Maxine Waters Slams New N.C. Voter ID Laws: N.C. Has ‘Just Gone Crazy’

August 28, 2013 - 10:56 AM

Maxine Waters

House Judiciary Committee member Rep. Maxine Waters, D-Calif., at an Oct. 28, 2009 hearing on Capitol Hill. (AP Photo/Charles Dharapak)

(CNSNews.com) - During the National Urban League’s Redeem the Dream Summit on Friday, Rep. Maxine Waters said the Supreme Court’s decision in Shelby County v. Holder was a “slick, calculated dastardly decision,” and criticized North Carolina’s new voter ID laws, saying “North Carolina has just gone crazy.”

“North Carolina has just gone crazy. It has passed legislation to require certain kinds of ID, restrict early voting and to end same-day registration. The latest bill is a bill that was signed into law earlier this month by North Carolina Governor Pat McQuary,” Waters said at the summit to commemorate the 50th anniversary of the March on Washington and Martin Luther King’s “I Have a Dream” speech.

“This extreme law attempts to prohibit parents of college students from claiming them as dependents when they file their taxes, if the students register to vote anywhere other than their parents homes. Under the new law, those students would be required to provide only a government-issued photo,” she continued.

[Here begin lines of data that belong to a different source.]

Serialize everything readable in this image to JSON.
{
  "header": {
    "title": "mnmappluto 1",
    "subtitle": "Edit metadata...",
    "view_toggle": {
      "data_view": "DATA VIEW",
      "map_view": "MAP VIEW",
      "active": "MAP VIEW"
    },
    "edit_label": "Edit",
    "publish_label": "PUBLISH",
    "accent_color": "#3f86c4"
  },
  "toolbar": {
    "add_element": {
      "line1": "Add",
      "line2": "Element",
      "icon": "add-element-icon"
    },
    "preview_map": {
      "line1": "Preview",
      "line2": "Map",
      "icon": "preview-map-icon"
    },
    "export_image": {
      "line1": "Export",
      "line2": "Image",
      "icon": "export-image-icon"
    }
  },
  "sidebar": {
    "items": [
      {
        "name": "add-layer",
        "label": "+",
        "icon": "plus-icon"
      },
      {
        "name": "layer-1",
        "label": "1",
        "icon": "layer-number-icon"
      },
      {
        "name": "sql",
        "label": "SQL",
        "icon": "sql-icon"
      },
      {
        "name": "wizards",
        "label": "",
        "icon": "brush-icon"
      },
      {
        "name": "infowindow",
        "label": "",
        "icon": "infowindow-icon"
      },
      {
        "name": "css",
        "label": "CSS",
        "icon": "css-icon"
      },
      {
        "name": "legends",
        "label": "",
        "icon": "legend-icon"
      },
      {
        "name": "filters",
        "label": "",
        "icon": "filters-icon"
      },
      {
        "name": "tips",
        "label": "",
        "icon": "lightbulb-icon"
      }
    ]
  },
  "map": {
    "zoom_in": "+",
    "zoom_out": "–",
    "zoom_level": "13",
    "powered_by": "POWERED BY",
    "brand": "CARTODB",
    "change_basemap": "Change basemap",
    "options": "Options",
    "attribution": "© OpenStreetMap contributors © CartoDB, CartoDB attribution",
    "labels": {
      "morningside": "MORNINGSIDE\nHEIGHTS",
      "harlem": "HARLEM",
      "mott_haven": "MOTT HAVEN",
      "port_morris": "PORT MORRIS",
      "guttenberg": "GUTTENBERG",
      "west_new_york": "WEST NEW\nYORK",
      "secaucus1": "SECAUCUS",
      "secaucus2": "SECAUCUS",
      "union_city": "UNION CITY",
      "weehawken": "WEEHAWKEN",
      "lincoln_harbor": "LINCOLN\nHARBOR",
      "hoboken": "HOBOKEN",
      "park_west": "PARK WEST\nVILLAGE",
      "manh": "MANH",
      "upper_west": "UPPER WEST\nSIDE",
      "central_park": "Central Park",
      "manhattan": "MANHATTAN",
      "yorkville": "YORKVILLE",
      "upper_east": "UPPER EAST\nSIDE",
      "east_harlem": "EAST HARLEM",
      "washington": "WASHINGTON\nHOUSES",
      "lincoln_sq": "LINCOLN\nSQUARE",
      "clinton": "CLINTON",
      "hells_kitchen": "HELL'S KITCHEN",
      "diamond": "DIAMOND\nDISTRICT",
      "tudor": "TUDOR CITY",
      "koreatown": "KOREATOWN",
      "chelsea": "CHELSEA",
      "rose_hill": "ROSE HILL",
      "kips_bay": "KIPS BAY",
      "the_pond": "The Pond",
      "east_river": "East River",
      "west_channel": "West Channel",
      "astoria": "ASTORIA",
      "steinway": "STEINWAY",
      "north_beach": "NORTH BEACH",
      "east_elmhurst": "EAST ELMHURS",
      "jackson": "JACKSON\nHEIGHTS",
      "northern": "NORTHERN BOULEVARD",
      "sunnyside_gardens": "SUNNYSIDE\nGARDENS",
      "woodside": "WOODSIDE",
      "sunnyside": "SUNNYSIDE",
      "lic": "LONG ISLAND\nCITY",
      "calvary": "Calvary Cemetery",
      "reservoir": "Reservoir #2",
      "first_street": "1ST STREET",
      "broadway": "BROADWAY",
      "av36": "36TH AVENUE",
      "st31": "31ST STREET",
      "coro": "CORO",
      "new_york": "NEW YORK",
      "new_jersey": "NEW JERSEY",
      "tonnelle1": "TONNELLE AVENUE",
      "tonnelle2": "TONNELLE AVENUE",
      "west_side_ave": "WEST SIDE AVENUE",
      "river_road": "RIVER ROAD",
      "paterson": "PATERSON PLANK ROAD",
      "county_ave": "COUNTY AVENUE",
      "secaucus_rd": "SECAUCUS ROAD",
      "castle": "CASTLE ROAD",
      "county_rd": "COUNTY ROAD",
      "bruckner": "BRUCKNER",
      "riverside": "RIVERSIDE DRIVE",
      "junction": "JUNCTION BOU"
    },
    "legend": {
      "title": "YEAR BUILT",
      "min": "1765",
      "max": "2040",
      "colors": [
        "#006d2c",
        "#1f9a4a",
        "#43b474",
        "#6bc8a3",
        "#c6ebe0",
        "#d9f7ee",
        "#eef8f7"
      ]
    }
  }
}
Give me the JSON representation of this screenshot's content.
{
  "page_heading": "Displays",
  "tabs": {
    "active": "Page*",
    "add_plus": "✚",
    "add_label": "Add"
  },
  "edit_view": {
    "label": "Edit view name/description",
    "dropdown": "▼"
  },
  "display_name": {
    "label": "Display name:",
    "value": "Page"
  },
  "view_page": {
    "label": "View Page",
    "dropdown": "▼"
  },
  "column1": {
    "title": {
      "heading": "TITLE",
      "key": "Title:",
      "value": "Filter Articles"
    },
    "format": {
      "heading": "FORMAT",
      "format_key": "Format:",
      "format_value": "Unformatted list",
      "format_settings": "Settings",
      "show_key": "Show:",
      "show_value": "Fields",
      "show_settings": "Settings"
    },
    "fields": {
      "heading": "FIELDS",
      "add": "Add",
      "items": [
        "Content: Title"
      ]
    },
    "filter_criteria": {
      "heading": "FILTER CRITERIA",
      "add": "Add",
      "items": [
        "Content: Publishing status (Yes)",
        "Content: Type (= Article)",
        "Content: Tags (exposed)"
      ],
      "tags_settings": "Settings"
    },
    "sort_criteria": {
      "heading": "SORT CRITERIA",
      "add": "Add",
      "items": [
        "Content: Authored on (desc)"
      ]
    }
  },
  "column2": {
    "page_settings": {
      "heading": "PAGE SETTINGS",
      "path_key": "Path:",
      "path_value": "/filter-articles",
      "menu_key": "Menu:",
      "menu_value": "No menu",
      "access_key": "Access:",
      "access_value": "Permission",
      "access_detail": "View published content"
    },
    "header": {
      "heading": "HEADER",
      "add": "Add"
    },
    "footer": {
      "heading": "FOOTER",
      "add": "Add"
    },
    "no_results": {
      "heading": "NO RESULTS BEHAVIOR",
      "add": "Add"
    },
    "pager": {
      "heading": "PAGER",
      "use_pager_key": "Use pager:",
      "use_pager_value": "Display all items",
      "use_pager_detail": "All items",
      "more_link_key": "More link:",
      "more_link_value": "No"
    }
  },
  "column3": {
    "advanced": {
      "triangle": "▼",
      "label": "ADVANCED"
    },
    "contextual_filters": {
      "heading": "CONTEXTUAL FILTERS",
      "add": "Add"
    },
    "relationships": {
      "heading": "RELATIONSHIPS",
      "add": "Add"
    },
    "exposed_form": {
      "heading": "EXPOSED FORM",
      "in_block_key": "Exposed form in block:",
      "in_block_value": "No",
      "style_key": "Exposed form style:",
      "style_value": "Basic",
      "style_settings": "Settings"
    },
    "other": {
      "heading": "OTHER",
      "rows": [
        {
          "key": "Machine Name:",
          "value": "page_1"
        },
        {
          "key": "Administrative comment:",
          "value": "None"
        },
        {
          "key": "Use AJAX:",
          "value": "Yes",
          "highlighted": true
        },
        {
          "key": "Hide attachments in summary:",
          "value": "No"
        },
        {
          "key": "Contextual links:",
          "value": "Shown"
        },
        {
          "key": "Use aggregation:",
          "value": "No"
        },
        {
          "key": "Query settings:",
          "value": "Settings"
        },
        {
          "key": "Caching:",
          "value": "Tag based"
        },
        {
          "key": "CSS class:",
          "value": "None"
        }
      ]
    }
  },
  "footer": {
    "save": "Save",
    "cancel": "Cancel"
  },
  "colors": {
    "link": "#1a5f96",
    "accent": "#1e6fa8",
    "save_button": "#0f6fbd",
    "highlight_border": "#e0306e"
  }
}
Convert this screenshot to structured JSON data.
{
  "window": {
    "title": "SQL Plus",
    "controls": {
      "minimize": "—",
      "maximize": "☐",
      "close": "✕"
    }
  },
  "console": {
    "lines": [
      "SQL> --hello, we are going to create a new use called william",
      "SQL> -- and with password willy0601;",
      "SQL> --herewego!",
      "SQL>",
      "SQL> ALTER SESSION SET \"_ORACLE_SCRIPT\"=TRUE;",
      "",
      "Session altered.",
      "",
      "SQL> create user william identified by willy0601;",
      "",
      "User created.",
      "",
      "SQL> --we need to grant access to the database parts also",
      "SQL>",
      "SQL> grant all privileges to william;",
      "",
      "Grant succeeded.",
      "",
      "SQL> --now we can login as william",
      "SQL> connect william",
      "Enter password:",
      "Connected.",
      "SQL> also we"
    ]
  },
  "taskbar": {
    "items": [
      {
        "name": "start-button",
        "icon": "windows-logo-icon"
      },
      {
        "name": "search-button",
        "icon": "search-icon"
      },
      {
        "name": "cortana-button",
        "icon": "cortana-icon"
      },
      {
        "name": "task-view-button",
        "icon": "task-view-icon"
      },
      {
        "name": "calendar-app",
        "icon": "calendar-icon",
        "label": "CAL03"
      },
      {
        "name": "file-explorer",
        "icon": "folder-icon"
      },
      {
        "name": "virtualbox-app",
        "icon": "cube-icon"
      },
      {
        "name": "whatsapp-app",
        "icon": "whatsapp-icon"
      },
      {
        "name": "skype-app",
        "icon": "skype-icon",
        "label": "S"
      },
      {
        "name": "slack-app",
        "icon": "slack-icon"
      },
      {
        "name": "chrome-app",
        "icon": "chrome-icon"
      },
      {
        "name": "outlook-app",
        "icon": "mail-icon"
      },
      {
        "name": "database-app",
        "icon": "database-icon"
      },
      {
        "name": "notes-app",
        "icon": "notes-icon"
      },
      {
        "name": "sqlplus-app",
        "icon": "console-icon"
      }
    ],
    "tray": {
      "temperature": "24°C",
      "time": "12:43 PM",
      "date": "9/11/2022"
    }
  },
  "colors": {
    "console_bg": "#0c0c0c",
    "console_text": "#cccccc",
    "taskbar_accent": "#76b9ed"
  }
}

Last month, North Carolina approved new voting laws requiring voters to present a government issued ID, shortens the early voting period from 17 days to 10, ends same-day registration and requires any changes in voter registration to be made at least 25 days prior to an election.

“Many of the same issues we faced in the 50s and 60s remain with us today,” Waters said.

“In June, the Supreme Court and their slick, calculated, dastardly decision to keep us from voting and keep us from the voting booth was determined - as determined by the highest court of our land - the Supreme Court that we have come to understand that we cannot count on to protect our rights or to respect the Constitution that supposedly guarantees our rights, or to respect the Constitution that is supposed to be not some people but all of the people,” Waters said.

“Now we have the right-wing Republicans that are pushing restrictive voter ID legislation in states around the country that will make it more difficult for us to make our voices heard. As of August 6th, 82 restrictive voting bills have been introduced in 31 states,” she said.

In June, the Supreme Court ruled in Shelby County v. Holder that Section 4 of the Voting Rights Act was unconstitutional. Section 4 called for states that had histories of discrimination to get any new voting measure approved by the federal government.

Last month, North Carolina approved new voting laws requiring voters to present a government issued ID, shortens the early voting period from 17 days to 10, ends same-day registration and requires any changes in voter registration to be made at least 25 days prior to an election.